R hat nach dem Eindruck des Senats versucht, die Ereignisse auf dem Parkplatz trotz der seitdem vergangenen Zeit von nahezu sechs Jahren wahrheitsgemäß wiederzugeben. Erinnerungslücken - auch wegen seines damals genossenen Alkohols - sind dabei unausweichlich. In Anbetracht der festgestellten Blutalkoholkonzentration von 1,13‰ stellen vier oder fünf 0,33-Liter-Flaschen die Mindest-Trinkmenge dar. Der Senat ist davon überzeugt, dass die Blutalkoholkonzentration allein durch das Trinken auf dem Parkplatz zustande gekommen ist, - R mithin nicht bereits zuvor alkoholische Getränke zu sich genommen hatte. Auch die Zeugen A, H und D haben das Alkoholverbot im Betrieb hervorgehoben. Mag dieses Alkoholverbot nach der Aussage des Zeugen D "schon mal“ übertreten worden sein, so wird es doch - wie der Zeuge H bekundet hat - normalerweise eingehalten. Vorliegend gibt es keinerlei Hinweise darauf, dass R am fraglichen 29. 5. 1991 trotz des Alkoholverbots bereits zuvor im Betrieb alkoholische Getränke zu sich genommen hatte. Als er sich während des ca. zwei Stunden dauernden Beisammenseins eine Blutalkoholkonzentration von 1,13‰ antrank, war W mindestens eine Stunde lang mit dabei. Der Senat ist davon überzeugt, dass ihm in dieser Zeit der Alkoholkonsum Rs nicht entgangen war. Denn die Zeugen A, H, und D haben wahrgenommen, dass R mitgetrunken hatte. Ebenso hat der Zeuge P, dessen Aussagen vor dem LG und der Polizei der Senat im Einverständnis mit den Parteien urkundenbeweislich verwertet hat, bemerkt, dass R vier Flaschen und der nachher schwerverletzte W vier bis fünf Flaschen Bier getrunken hatte. Vor der Polizei hat sich der Zeuge P, der ebenso wie W Mitinsasse im Pkw Rs war, zu dessen anschließender Fahrweise dahin geäußert, dass R vor dem Unfall bereits einmal kurz nach rechts auf den Seitenstreifen geraten sei, wobei noch nichts passierte. Erst danach - als R beabsichtigt habe, ein vorausfahrendes Fahrzeug zu überholen -, sei der Pkw außer Kontrolle geraten, habe angefangen zu schleudern, sei nach links von der Fahrbahn abgekommen, gegen einen Baum gestoßen, habe sich mehrmals überschlagen und sei dann nochmals gegen einen Baum gestoßen.

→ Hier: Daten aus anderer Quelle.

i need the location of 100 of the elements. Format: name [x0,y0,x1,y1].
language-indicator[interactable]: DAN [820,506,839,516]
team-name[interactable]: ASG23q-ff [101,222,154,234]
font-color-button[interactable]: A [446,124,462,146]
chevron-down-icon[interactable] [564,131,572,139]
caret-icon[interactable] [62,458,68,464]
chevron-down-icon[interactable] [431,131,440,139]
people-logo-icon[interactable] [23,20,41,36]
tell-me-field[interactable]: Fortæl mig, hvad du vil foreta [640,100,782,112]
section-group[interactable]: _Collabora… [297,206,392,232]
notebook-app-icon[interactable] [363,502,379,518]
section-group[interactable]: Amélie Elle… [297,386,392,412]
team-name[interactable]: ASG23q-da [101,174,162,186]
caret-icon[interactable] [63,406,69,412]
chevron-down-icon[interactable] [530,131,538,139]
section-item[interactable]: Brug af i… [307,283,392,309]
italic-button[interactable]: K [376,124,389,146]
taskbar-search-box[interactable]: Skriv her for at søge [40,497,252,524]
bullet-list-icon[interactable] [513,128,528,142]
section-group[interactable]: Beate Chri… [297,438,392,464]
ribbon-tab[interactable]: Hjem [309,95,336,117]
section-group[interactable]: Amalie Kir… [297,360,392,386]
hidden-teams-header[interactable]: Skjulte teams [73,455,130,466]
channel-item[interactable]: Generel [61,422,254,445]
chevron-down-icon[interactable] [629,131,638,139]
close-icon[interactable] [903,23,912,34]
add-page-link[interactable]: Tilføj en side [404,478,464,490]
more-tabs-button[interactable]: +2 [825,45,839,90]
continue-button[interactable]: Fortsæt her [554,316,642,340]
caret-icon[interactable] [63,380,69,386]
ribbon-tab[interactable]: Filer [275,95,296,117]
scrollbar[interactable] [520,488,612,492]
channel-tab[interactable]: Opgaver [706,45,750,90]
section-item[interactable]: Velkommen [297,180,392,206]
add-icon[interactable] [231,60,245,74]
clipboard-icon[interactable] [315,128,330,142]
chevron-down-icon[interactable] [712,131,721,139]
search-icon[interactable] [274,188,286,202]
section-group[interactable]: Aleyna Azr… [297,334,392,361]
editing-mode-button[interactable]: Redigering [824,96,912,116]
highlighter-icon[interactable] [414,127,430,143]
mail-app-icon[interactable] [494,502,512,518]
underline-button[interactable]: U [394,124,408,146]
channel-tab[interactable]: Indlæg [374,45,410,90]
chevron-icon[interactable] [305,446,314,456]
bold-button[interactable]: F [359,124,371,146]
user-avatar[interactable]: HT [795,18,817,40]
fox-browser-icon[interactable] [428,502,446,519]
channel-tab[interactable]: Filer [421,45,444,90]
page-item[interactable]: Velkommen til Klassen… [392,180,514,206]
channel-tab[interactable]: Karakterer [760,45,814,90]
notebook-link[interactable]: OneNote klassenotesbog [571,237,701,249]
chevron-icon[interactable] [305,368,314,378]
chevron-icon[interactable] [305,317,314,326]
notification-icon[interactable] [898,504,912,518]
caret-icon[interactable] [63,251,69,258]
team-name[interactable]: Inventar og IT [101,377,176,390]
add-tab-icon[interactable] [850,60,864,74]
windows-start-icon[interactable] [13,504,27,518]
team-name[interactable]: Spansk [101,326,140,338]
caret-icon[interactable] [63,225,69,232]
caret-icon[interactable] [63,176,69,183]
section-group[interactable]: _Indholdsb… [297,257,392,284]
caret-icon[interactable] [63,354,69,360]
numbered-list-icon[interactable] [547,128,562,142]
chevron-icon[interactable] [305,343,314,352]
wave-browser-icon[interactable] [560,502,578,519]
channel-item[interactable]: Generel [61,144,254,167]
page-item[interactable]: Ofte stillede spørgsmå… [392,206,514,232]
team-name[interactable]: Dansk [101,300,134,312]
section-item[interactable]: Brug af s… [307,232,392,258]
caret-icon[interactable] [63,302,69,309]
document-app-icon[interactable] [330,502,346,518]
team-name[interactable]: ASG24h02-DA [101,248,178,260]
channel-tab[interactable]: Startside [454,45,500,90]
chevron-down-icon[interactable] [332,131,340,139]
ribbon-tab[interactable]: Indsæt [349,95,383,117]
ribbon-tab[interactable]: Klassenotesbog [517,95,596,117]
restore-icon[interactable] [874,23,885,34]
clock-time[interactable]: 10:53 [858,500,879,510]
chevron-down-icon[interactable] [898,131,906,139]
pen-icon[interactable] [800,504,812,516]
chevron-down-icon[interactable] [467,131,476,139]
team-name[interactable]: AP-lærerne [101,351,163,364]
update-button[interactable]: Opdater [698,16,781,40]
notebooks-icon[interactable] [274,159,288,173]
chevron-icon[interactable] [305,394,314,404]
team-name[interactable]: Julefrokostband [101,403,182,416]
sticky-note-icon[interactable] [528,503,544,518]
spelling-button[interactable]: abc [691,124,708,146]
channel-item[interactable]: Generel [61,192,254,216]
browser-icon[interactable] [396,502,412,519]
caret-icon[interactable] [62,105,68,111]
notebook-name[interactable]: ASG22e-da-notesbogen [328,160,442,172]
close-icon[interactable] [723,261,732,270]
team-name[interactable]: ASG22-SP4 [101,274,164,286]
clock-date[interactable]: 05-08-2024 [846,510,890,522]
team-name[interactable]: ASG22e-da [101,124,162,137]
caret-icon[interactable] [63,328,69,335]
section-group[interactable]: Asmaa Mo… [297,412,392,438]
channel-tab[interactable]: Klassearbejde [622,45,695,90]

Durch diese Aussage ist die Behauptung der Kl. widerlegt, Rs Alkoholgenuss sei für den Unfall nicht kausal gewesen, weil er sich nur kurz nach unten gebeugt habe, um die verrutschte, unter dem Gaspedal festgeklemmte Fußmatte zurückzuziehen und dadurch von der Straße abgekommen sei. Abgesehen davon, dass W wegen des beobachteten Alkoholkonsums Rs schon vor Fahrtantritt von seinen Mitfahrplänen hätte Abstand nehmen müssen (vgl. OLG Oldenburg, r + s 1988, 133), hätte er darüber hinaus sogleich nach dem ersten kurzen Abkommen von der Fahrbahn zum Anhalten auffordern müssen, um dessen Pkw zu verlassen. Dass er dies vergeblich getan habe, behauptet die Kl. nicht.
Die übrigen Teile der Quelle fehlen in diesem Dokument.